Rigor Mortis is Juno Mak’s debut as a feature film director. Mak, known for acting in and co-writing Revenge: A Love Story (2010) has chosen to make a homage to the 80s Chinese “geung see” (Mr Vampire) films. Mak also wrote the film and co-produced it alongside Takashi Shimizu, director of Ju-on and it’s English language remake, The Grudge.
Neither a prequel, sequel nor reboot, Rigor Mortis is more of a bold re-imagining of the genre, borrowing motifs from Mr Vampire and the films that followed it, using many of the same actors and drawing upon the cinematic legacy of “geung see” as it influenced filmmakers, especially in Japan.
While all the elements of the genre are present, such as the female vampire who is the spirit of a rape/murder victim, Mak has chosen to give the characters roles that often invert their function in the original films. The action hero (Siu-hou Chin, playing a fictionalised version of himself) moves slowly through much of the film, weighed down by the legacy of his failed career. The four-eyed priest (Anthony Chan as Yau) is not a comic protagonist, but more the dark, tragic and at times phlegmatic heart of the story. This allows Mak to be true to the genre’s heritage but also refresh and update it for a new audience who might not be familiar with the originals.
What confronts us, over a mostly fast paced 105 minutes is a creepy, bloody, disconcerting, bizarre and visually stunning piece of cinema. Over 600 CGI shots and a year of post-production went into the making of Rigor Mortis and it shows; the film looks and sounds amazing.
But, this isn’t just style over substance. In his own words, Mak sought to “explore the fear of being forgotten.” In one of the most telling moments, Yau asks what becomes of the vampire hunter when there are no more vampires to hunt. Given the changes in Hong Kong today, and especially the plight of its poorer classes, one wonders if Mak is also asking; what becomes of Hong Kong when it’s people and their culture are so quickly being forgotten. For example, Hong Kong’s street food stalls, called Dai pai dong, are central to the plot of Rigor Mortis yet rapidly disappearing from the streets of the city itself. And, the tower block in which the film is set evokes in dark ways, the cramped, tiny and non-descript apartments many working poor and elderly are forced to call home.

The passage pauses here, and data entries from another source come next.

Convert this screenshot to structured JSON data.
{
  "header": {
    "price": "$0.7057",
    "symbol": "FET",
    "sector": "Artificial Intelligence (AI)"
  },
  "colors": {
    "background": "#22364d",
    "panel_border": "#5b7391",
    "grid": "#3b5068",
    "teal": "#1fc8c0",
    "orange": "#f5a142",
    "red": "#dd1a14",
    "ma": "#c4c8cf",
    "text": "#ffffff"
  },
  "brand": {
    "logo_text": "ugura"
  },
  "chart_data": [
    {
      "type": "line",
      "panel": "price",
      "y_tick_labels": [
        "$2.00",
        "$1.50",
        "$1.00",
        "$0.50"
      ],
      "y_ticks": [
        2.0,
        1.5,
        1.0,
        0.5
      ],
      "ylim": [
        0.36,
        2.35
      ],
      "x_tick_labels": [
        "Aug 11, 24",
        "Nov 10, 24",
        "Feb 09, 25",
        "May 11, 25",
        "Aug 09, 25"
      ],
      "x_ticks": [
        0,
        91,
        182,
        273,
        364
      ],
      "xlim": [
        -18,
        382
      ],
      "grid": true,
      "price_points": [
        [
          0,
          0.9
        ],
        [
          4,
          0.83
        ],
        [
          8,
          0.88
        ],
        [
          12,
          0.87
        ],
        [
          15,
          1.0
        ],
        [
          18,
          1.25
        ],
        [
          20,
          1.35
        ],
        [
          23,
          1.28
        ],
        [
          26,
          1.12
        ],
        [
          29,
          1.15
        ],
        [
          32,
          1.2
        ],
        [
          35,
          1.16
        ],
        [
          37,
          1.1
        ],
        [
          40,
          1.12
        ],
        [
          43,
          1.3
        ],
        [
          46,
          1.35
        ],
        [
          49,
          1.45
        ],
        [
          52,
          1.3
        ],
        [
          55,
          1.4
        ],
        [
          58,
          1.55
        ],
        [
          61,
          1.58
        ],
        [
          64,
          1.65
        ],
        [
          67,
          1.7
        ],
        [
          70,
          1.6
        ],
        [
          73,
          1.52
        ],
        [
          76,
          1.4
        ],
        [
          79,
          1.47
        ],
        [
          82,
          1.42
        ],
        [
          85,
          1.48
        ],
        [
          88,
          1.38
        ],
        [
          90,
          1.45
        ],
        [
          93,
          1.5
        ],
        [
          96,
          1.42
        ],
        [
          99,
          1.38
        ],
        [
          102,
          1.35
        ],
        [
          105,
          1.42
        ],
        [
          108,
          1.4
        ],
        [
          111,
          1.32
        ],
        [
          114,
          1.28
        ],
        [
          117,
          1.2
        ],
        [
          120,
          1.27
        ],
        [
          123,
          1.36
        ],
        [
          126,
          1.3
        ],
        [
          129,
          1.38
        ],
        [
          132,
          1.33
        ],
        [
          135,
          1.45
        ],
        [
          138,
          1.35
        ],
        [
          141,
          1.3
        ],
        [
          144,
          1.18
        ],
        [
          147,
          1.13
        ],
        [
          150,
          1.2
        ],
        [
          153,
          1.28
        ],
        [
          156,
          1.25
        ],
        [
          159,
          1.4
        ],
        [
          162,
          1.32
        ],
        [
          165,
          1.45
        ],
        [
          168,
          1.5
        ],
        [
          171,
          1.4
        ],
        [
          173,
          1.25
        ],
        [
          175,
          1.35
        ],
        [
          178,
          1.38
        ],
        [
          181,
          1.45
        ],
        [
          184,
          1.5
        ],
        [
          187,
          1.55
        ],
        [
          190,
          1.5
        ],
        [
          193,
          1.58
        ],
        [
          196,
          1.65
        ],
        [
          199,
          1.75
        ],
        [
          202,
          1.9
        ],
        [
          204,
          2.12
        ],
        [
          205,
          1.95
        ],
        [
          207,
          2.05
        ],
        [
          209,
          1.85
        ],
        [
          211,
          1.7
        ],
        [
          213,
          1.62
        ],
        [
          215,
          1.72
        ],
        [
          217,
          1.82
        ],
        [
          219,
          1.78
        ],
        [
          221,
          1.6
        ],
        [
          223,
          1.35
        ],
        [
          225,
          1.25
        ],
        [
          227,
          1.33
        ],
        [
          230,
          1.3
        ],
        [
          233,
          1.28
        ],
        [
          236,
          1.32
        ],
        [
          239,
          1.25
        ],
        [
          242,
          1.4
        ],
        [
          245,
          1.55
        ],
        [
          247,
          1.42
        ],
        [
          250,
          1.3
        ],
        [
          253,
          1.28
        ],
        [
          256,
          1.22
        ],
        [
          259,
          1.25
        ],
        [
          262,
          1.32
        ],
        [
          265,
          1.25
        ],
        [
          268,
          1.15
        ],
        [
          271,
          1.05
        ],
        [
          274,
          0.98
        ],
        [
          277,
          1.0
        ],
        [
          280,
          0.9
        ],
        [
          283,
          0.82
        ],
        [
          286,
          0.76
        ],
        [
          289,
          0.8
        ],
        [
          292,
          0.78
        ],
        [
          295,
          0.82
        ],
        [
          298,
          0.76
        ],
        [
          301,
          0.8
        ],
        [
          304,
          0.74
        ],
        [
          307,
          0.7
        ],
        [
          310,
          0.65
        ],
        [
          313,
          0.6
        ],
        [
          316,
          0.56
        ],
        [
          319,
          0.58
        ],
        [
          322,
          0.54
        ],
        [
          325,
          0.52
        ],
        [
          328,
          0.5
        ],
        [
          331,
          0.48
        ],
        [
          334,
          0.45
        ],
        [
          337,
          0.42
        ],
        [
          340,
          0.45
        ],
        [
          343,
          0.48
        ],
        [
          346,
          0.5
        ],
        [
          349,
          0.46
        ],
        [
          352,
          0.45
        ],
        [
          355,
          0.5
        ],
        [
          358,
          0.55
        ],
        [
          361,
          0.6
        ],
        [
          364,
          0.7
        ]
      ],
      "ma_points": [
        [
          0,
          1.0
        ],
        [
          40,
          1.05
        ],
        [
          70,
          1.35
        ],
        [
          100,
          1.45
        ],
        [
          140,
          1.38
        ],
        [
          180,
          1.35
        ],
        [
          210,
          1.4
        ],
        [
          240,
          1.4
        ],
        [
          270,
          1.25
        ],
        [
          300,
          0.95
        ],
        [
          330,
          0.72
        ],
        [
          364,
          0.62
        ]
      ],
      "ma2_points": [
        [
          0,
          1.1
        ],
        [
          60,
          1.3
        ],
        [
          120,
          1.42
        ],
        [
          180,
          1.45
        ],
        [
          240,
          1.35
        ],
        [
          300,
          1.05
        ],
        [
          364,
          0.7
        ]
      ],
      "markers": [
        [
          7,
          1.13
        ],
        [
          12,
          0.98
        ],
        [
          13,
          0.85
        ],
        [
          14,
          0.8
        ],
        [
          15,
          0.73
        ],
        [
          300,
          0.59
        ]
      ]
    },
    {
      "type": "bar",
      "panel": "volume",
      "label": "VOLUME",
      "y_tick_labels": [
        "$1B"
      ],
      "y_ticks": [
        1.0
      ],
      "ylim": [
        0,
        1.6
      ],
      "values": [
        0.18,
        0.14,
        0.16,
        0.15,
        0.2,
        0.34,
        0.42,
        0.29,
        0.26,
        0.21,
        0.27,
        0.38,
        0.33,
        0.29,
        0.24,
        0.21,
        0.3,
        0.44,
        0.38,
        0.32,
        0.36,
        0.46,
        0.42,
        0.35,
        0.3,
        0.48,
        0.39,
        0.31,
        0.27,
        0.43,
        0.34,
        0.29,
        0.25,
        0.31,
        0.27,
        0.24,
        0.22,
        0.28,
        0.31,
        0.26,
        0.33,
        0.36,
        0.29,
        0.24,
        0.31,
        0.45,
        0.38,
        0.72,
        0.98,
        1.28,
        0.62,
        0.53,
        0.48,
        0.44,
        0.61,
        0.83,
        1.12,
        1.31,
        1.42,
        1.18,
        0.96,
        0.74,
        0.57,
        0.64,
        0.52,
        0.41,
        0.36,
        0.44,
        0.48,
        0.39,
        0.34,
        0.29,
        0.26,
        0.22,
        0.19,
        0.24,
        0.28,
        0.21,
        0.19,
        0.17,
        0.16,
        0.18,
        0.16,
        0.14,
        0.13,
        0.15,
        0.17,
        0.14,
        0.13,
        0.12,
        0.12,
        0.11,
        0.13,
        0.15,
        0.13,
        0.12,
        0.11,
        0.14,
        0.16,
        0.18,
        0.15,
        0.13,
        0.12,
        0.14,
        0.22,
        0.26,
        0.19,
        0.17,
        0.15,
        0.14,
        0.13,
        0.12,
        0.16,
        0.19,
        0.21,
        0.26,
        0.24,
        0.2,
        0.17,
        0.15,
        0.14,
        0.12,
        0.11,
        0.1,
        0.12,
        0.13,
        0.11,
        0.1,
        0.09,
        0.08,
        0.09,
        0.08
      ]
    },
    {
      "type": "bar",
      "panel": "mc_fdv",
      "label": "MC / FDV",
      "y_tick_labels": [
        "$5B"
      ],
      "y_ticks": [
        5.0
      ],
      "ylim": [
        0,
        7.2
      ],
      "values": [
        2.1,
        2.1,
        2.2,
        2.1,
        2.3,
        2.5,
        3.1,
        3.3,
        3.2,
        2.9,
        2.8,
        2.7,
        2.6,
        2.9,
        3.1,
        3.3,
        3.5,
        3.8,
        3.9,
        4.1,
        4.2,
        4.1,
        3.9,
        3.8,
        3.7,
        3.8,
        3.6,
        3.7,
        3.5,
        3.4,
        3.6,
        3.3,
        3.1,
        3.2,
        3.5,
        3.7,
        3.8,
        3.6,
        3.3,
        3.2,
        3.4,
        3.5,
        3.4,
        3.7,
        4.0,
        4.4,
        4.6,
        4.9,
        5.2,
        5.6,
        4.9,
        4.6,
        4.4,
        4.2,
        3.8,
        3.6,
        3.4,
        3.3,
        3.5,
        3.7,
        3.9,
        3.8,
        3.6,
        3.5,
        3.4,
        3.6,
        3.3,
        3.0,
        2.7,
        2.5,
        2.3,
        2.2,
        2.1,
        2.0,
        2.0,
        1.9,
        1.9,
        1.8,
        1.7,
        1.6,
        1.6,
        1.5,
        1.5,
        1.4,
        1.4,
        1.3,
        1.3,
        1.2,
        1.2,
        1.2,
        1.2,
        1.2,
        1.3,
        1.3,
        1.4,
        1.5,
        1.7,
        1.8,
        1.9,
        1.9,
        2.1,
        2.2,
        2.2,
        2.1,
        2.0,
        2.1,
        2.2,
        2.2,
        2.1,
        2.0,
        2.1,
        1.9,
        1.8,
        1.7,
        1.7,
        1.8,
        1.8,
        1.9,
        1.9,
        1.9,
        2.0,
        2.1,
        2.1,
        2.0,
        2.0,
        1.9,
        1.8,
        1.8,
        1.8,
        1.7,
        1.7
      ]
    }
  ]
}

Despite a somewhat forced epilogue, this is a cool, breath-taking, brutal and inspired piece of film-making. Rigor Mortis asks us to consider what it means to have the ghosts walking amongst us; not the just the mythic creatures of the night, but the haunting memories of better times, the cultural rituals we pay lip service to but no longer understand and the way the once proud, or at least loved parts of our cities and our cultures slowly erode and slip from view. Have we really made peace with our past or will it rise up to challenge and ultimately crush us?